En el terreno literario, en consecuencia, el miedo a repetirse tiende a reducirse. «No me preocupa porque todos mis libros son formal y conceptualmente distintos», dice Carrión. Pero surgen otras incógnitas: «Sí me preocupa, en cambio, no ser coherente con mis obsesiones. Es decir, no me preocupa la forma, que controlo, sino el inconsciente, que por supuesto no puedo controlar».
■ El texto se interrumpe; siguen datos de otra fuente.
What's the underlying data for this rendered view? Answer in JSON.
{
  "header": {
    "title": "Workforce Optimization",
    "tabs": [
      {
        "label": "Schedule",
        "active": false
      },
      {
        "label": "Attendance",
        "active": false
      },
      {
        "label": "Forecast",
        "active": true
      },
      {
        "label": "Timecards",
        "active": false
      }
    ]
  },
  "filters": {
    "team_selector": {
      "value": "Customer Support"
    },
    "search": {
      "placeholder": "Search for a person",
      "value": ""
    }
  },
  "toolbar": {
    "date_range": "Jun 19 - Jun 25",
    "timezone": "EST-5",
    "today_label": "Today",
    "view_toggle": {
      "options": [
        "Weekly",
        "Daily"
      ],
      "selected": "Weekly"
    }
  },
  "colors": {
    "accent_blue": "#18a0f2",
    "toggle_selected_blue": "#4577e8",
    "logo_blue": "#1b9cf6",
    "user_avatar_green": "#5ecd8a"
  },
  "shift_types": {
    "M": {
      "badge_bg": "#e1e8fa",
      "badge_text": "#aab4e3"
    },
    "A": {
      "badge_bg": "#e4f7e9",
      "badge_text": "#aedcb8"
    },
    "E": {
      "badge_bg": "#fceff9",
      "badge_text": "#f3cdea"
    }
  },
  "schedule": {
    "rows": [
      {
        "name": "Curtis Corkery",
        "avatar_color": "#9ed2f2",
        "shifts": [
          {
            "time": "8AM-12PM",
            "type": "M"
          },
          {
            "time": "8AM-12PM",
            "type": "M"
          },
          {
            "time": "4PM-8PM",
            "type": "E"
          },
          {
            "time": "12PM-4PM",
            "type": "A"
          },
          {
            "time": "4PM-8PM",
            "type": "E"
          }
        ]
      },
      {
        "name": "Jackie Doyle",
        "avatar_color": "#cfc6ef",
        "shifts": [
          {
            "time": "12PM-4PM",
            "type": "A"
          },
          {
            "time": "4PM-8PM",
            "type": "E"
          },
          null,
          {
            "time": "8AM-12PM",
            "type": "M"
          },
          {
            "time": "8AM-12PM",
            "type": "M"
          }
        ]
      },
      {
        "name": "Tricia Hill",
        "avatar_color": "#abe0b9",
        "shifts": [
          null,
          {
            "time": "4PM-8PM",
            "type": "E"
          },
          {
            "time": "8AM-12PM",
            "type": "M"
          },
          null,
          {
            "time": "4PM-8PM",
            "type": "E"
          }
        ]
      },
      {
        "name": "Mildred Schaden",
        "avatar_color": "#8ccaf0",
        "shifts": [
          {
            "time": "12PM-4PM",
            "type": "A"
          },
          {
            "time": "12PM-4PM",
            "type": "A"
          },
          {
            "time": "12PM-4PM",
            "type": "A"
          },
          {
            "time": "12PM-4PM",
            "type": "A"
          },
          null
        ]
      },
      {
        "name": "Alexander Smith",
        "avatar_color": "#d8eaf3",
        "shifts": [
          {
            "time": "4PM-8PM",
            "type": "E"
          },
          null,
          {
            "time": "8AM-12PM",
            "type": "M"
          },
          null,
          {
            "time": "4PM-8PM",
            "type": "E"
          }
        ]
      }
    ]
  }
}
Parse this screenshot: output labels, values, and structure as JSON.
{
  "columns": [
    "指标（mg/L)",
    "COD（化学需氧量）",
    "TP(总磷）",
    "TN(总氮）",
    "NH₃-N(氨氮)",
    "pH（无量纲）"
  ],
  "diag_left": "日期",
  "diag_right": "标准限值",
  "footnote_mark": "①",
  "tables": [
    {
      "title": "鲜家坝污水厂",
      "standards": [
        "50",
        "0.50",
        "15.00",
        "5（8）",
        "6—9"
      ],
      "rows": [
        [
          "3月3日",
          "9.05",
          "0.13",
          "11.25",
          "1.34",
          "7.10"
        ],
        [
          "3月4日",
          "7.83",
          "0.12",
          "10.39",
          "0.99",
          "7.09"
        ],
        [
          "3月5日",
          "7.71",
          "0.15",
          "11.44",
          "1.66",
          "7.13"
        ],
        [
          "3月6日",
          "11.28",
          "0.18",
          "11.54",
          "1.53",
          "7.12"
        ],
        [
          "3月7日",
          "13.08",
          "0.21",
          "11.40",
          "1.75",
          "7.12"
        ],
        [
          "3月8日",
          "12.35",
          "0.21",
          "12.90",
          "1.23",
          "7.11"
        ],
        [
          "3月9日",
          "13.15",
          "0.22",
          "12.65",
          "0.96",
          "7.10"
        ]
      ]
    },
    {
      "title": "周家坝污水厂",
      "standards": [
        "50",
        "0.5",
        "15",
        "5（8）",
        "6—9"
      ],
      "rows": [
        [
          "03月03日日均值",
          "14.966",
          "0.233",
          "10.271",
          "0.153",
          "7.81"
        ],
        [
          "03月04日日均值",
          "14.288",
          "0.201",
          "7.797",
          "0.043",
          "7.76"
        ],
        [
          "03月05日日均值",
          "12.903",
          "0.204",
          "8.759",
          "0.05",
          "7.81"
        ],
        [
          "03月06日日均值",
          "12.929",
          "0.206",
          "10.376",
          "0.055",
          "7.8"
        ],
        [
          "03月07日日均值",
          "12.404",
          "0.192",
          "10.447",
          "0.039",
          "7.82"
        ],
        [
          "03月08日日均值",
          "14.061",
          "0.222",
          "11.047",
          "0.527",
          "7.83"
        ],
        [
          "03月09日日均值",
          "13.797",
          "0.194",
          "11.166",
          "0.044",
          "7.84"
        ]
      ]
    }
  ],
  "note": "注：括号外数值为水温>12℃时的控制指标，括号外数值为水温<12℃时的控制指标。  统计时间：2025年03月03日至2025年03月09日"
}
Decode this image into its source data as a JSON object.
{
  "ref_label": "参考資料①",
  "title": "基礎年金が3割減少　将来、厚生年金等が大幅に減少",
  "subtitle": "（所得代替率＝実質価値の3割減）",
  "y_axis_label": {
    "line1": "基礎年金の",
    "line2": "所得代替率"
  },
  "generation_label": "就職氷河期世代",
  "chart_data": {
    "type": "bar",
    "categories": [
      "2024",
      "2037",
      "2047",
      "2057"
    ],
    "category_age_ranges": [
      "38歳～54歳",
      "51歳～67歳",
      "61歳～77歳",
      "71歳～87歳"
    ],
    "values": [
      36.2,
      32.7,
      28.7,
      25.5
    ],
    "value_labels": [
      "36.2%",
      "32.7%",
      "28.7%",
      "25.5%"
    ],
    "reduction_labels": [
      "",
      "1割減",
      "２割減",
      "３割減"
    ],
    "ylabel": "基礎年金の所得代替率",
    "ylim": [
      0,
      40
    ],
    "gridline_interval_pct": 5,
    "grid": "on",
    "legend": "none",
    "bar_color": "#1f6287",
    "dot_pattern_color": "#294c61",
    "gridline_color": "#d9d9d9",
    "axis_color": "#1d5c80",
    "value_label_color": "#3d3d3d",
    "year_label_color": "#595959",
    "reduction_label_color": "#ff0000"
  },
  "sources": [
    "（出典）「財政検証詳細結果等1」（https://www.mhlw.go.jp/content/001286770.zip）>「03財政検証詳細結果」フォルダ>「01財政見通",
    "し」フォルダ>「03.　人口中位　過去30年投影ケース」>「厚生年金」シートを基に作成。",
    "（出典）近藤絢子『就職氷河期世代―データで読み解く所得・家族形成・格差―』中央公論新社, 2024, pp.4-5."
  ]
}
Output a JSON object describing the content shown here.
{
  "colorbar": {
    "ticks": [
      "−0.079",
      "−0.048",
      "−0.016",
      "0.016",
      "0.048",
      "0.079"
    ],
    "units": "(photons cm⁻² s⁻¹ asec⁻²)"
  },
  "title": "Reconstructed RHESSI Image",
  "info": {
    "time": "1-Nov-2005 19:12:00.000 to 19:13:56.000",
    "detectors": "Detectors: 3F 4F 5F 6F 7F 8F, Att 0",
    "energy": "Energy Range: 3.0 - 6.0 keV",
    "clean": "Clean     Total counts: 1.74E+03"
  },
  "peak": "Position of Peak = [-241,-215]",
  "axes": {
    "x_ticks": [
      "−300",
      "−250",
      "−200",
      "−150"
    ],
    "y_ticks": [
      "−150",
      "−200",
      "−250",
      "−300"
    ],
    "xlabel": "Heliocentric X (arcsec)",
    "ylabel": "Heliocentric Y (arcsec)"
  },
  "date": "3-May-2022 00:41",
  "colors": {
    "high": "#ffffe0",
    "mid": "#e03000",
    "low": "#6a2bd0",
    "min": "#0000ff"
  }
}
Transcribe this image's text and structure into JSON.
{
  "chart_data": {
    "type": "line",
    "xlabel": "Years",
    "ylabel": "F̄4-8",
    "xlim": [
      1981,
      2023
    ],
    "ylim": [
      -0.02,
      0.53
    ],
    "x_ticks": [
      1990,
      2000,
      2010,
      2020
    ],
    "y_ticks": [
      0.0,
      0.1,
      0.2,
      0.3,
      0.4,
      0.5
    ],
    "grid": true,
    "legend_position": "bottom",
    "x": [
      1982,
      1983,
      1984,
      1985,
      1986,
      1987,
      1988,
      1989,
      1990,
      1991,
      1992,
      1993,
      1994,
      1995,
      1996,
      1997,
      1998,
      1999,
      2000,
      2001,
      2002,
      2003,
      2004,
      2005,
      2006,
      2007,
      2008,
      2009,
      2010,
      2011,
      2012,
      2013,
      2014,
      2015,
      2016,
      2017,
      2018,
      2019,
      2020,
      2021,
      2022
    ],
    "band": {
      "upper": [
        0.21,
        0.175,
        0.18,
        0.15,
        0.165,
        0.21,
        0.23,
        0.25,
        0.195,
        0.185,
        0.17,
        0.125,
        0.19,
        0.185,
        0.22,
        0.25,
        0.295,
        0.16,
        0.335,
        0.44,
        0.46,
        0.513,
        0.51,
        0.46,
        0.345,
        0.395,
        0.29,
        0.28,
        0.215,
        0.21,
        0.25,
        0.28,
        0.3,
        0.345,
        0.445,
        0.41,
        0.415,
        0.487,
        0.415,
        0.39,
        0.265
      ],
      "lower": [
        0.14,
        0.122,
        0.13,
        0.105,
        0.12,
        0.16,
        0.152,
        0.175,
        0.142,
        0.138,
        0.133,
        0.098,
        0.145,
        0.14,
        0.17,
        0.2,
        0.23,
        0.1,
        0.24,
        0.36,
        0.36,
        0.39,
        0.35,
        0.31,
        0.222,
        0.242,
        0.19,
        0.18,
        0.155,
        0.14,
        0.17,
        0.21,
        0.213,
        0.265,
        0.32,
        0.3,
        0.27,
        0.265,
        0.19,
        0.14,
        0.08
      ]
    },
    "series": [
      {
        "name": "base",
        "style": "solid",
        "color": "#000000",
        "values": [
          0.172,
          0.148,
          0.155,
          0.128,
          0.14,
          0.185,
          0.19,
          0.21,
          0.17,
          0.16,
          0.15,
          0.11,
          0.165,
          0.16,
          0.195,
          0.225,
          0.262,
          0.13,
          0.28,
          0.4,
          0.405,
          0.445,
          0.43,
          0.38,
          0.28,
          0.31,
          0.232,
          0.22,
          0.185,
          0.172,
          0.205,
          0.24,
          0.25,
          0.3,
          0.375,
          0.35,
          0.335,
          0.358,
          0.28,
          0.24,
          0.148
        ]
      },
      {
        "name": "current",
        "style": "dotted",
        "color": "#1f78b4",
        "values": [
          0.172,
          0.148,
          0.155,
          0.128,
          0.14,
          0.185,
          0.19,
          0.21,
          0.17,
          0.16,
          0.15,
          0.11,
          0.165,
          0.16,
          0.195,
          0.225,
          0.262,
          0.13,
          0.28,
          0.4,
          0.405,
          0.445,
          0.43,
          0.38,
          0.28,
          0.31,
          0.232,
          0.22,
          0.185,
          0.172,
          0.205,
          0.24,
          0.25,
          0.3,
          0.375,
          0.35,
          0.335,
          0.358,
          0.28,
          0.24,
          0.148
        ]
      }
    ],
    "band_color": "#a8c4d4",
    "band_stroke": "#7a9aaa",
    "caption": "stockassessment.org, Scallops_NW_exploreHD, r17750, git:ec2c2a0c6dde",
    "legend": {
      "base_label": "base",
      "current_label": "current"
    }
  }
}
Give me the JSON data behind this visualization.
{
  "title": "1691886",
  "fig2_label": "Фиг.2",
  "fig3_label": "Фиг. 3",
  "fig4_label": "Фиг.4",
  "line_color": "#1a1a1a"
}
La medida del tiempo disponible para escribir es delicada. La escasez supone un riesgo, una merma en el control de la producción propia, pero la abundancia puede llegar a secuestrar al creador y sumirlo en un proceso de corrección fangoso y sin fin. Hace falta una estrategia, algo semejante a un método.
«Reviso mis textos en busca de mis tics, para eliminarlos. Borro mucho, pero también añado detalles, frases, párrafos, que rompen el ritmo o el tono, que inyectan improvisación o locura. Por otro lado, sé por experiencia que si una palabra o una frase o un párrafo o un capítulo no te convencen ahora, tampoco lo harán en el futuro. Lo mejor es suprimirlos», detalla el autor de Los turistas.
«Es importante que el libro repose», anota Esther Ginés. «Hago una lectura separándome lo máximo posible de lo he hecho. Trato de leerlo como si fuera un lector ajeno. Pero, claro, tú estás dentro del libro, y es imposible. Al final hay un componente de riesgo muy alto». La precariedad del mundo literario agrava estos problemas: muchos escritores dependen completamente de sí mismos, no disponen de agentes ni consejeros ni editoriales fijas.
Hay casos extremos de miedo a lo escrito y autoreprobación. A Juan Ramón Jiménez el odio a sus dos primeros libros, Ninfeas y Almas de violeta, se le grabó en el cerebro como un herpes; cuanto más se lo buscaba y se rascaba, más crecía y se irritaba. No puede saberse con certeza cómo de densa fue la urticaria en la mente del escritor. Sí se conocen los hechos, la decisión final: el poeta de Moguer prohibió la reedición de estas obras y las persiguió, ejemplar a ejemplar, para destruirlas.
El miedo es inmanente al proceso creativo. Parece amor propio, y quizás tenga algo de eso; pero el autor duda, en el fondo, por humildad, porque intuye la existencia de infinidad de ideas que se le escapan. Una idea, en escritura, no es solo concepto; es tono, sentido dentro del texto y llave en el imaginario del lector. No dudar, palabrear a tiro hecho implica, desde el punto de vista del autor, reducir al lector a una entelequia uniforme; o peor: significa trasladar al receptor la responsabilidad de acceder a la narración, cuando es el escritor el que debe remangarse para entrar en la mente de su público.